30.8 Councillor Marsh said that for a large number of people, there was no choice about which GP surgery they could use due to geographical constraints and/ or closed waiting lists for other surgeries.
30.9 Councillor Wealls and Councillor Bowden asked about the type of sanctions that the CCG had for poorly performing surgeries. Ms Hoban said that it was managed primarily through the relationships between GP practices and that there were no formal sanctions available to the CCG.
30.10 Councillor Robins asked if there was any information about the use of locums on GP performance statistics. Ms Hoban said that this could be taken up at the workshop.
30.11 Mr Watkins for the LINk said that he was aware that some surgeries were replacing doctors with ‘super-nurses’ and wondered about the impact that this would have on GP performance and patient care.
30.12 Councillor Wealls welcomed the scorecard information and said that there needed to be a significant amount of publicity for members of the public.
30.13 RESOLVED – members agreed to take up the CCG’s offer of a seminar on performance and quality in Primary Care.
31.1 Dr Becky Jarvis, GP Lead for Mental Health, Brighton and Hove CCG and Sam Allen, Sussex Partnership NHS Foundation Trust, presented HWOSC members with a written update on the bed reduction programme at Mill View Hospital and answered members’ queries.
31.2 Dr Jarvis said that the planed date for moving patients into the renovated ward (Meridian) outlined at point 7.2 in the report had since been revised to end of January 2013. The windows at Millview need to be replaced because they have a red ligature risk rating so the Trust had decided to use the capacity on Meridian ward as a way of replacing the windows a ward at a time rather than a few beds on each ward at a time. This would reduce clinical risks for the patients. The move of Churchill Ward to Meridian would then proceed in the New Year.
31.3 Mr Watkins for the LINk said that he had been to a meeting at Millview recently and he had been very impressed with the feeling that was being engendered by management there. People with mental health problems were as much a part of our society as anyone else. Mr Watkins welcomed the proposals for investment in the paper and also sounded continued caution regarding the reduction in bed numbers due to increasing economic pressures and the impact they are having on the public.
31.4 Councillor Cox said that he was very pleased with the proposals and fully supported them.
31.5 Mr Soud for the Youth Council asked what would happen if the current realigned service did not work out as hoped. Dr Jarvis said that in that situation, they would have to re-open the beds as they had committed to not making a permanent decision until they could ensure that the new service worked.

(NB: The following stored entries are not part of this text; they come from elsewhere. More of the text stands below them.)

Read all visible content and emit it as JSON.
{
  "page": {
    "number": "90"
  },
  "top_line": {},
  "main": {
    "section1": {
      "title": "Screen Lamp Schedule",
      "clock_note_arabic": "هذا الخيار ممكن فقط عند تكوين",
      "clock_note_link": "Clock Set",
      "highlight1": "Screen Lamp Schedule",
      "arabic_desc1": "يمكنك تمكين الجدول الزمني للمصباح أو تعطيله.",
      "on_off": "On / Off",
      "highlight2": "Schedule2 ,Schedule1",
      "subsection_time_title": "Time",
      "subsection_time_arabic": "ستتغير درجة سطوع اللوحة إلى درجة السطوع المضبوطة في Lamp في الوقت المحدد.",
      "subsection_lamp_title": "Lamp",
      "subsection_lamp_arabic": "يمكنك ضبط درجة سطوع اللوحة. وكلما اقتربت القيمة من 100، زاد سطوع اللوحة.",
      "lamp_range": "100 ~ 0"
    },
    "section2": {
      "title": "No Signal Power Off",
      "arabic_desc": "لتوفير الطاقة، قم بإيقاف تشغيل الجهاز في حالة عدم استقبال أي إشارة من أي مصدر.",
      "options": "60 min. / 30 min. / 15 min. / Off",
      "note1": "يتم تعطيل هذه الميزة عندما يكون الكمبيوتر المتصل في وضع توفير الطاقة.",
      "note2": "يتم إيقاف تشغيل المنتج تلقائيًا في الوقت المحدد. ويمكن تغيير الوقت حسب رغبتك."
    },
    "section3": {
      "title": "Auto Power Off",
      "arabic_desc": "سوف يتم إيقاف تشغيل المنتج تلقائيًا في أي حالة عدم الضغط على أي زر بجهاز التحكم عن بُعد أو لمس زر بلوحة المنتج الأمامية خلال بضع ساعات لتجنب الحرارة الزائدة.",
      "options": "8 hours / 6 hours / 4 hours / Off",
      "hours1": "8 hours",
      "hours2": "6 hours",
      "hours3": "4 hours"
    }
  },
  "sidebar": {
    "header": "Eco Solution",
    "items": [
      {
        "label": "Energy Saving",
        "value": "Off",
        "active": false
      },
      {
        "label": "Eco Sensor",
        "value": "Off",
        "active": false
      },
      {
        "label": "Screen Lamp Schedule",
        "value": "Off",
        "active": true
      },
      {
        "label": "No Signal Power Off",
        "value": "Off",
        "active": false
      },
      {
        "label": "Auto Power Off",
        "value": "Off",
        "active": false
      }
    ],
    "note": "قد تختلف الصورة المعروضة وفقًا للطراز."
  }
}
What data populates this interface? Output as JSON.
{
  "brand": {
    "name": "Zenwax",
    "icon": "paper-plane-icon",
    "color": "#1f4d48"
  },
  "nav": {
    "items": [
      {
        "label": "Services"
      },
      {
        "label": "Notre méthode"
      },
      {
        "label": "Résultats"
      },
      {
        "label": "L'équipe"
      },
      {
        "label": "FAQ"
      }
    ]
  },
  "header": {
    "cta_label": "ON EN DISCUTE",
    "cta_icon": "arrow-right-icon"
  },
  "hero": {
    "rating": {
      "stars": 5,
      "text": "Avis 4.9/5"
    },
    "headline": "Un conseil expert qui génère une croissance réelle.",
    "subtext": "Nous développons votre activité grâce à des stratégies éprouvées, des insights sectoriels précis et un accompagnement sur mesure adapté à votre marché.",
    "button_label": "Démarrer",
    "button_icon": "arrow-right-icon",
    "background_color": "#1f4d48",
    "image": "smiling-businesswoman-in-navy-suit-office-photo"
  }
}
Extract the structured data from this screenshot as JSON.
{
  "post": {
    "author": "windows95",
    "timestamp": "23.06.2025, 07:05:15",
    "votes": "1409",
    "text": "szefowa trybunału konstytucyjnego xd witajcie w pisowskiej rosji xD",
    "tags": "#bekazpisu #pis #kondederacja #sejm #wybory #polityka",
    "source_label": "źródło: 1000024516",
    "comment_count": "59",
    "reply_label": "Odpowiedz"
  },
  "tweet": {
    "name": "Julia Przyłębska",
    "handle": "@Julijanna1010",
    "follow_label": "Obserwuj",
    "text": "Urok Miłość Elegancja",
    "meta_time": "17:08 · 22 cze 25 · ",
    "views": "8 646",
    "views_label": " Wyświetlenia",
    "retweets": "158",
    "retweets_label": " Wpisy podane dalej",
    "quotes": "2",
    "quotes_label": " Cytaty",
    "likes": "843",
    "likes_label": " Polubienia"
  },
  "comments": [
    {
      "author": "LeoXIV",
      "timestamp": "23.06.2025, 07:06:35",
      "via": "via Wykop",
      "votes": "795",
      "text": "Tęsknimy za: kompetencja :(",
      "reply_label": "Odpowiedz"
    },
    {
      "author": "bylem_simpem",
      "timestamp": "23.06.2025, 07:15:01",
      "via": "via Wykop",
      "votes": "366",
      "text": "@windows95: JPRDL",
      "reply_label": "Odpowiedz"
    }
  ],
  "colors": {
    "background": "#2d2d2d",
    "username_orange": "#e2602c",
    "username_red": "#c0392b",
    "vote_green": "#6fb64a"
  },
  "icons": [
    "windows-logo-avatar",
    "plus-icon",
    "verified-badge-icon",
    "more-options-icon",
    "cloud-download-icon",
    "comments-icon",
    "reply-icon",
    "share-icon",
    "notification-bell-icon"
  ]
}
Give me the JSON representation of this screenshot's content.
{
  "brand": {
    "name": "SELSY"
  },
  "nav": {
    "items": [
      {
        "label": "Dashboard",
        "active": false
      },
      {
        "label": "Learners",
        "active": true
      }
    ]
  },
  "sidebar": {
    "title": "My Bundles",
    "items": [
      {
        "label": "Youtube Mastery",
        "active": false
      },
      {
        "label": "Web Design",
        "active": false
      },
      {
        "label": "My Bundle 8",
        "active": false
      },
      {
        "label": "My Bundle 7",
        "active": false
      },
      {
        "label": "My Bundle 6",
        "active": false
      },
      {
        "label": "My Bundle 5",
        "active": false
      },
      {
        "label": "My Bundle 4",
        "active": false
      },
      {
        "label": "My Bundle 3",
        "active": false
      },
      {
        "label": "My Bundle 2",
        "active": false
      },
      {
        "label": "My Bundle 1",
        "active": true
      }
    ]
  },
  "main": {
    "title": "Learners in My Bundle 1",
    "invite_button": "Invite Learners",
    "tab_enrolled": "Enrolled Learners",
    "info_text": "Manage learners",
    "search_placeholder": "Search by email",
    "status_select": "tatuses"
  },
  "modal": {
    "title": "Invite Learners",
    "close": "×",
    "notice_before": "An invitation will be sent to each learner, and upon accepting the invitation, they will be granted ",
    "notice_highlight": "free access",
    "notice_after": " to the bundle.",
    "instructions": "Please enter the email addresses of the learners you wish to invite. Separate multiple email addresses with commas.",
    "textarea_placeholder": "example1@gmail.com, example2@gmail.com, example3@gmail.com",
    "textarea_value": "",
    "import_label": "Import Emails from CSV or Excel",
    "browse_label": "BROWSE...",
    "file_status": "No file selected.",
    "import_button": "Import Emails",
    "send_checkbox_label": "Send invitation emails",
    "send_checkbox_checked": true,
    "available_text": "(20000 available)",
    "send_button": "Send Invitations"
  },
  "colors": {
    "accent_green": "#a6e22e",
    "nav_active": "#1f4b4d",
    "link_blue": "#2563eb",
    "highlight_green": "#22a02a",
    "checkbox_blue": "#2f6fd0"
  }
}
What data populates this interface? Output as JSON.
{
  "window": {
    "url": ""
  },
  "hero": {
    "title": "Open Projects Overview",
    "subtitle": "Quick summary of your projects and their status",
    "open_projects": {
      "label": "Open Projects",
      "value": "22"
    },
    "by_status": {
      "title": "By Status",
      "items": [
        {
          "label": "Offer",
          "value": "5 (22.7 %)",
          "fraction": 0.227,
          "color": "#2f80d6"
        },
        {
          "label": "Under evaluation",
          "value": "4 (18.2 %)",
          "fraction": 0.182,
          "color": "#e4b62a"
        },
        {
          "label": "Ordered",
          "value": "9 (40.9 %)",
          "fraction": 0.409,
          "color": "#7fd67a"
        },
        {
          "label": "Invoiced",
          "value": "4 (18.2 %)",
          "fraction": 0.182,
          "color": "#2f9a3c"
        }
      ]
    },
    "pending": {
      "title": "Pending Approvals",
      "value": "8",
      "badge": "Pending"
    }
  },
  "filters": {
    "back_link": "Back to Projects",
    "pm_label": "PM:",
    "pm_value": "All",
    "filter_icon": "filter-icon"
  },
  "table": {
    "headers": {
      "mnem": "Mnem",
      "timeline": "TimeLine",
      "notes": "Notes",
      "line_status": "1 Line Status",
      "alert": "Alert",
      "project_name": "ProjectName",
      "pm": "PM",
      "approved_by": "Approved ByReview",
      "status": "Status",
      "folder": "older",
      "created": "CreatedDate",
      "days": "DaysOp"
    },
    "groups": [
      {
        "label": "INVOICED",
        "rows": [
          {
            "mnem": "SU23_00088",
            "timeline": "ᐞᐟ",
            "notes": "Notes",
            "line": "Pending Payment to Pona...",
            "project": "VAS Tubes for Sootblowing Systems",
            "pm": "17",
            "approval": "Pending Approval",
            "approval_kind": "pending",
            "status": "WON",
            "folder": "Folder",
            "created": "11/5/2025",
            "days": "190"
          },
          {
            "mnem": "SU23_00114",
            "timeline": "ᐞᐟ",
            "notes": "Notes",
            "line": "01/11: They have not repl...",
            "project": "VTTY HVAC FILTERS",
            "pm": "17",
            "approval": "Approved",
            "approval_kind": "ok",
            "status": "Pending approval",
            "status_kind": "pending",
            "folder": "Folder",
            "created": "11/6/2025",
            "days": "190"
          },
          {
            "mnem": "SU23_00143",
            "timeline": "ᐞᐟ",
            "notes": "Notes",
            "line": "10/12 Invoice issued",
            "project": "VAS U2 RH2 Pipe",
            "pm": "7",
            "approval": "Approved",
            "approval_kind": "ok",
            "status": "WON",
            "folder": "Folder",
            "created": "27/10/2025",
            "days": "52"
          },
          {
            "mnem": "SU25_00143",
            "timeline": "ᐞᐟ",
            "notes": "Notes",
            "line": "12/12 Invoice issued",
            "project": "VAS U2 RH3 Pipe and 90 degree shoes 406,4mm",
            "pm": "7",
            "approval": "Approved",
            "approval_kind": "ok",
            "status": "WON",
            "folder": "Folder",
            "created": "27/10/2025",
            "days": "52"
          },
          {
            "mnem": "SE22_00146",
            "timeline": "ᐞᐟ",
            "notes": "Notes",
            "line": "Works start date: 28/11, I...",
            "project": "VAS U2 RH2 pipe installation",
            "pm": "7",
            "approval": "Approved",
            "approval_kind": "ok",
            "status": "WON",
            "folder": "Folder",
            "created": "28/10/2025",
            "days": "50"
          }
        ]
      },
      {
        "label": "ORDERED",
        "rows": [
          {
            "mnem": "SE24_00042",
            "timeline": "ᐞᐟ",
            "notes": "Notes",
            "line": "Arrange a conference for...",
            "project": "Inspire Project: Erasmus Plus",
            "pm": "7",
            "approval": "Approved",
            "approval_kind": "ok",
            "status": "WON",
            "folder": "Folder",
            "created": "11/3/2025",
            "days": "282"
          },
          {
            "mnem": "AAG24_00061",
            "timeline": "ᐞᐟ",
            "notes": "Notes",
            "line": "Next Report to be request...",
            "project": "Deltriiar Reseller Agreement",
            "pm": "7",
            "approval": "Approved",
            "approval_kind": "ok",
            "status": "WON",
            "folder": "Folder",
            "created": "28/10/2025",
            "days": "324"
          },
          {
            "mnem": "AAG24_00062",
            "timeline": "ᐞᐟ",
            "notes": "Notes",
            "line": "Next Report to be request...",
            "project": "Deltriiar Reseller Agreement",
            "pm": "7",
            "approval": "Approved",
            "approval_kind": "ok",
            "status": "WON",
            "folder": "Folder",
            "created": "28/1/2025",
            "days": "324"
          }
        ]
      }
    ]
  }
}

31.6 Members thanked Dr Jarvis and Ms Allen for their presentation.
32.1 Ms Hoban presented a report on the 111 service on behalf of the CCG and answered questions.
32.2 Councillor Cox said that he had not been impressed with the service provided by NHS Direct and hoped that the 111 service would be different.
32.3 Ms Hoban said that it was about changing the direction for patients, so that patients could be signposted to a range of services. They had been working closely with the ambulance service to share learning. The CCG was monitoring the situation with the 111 service.
32.4 Members thanked Ms Hoban for her presentation.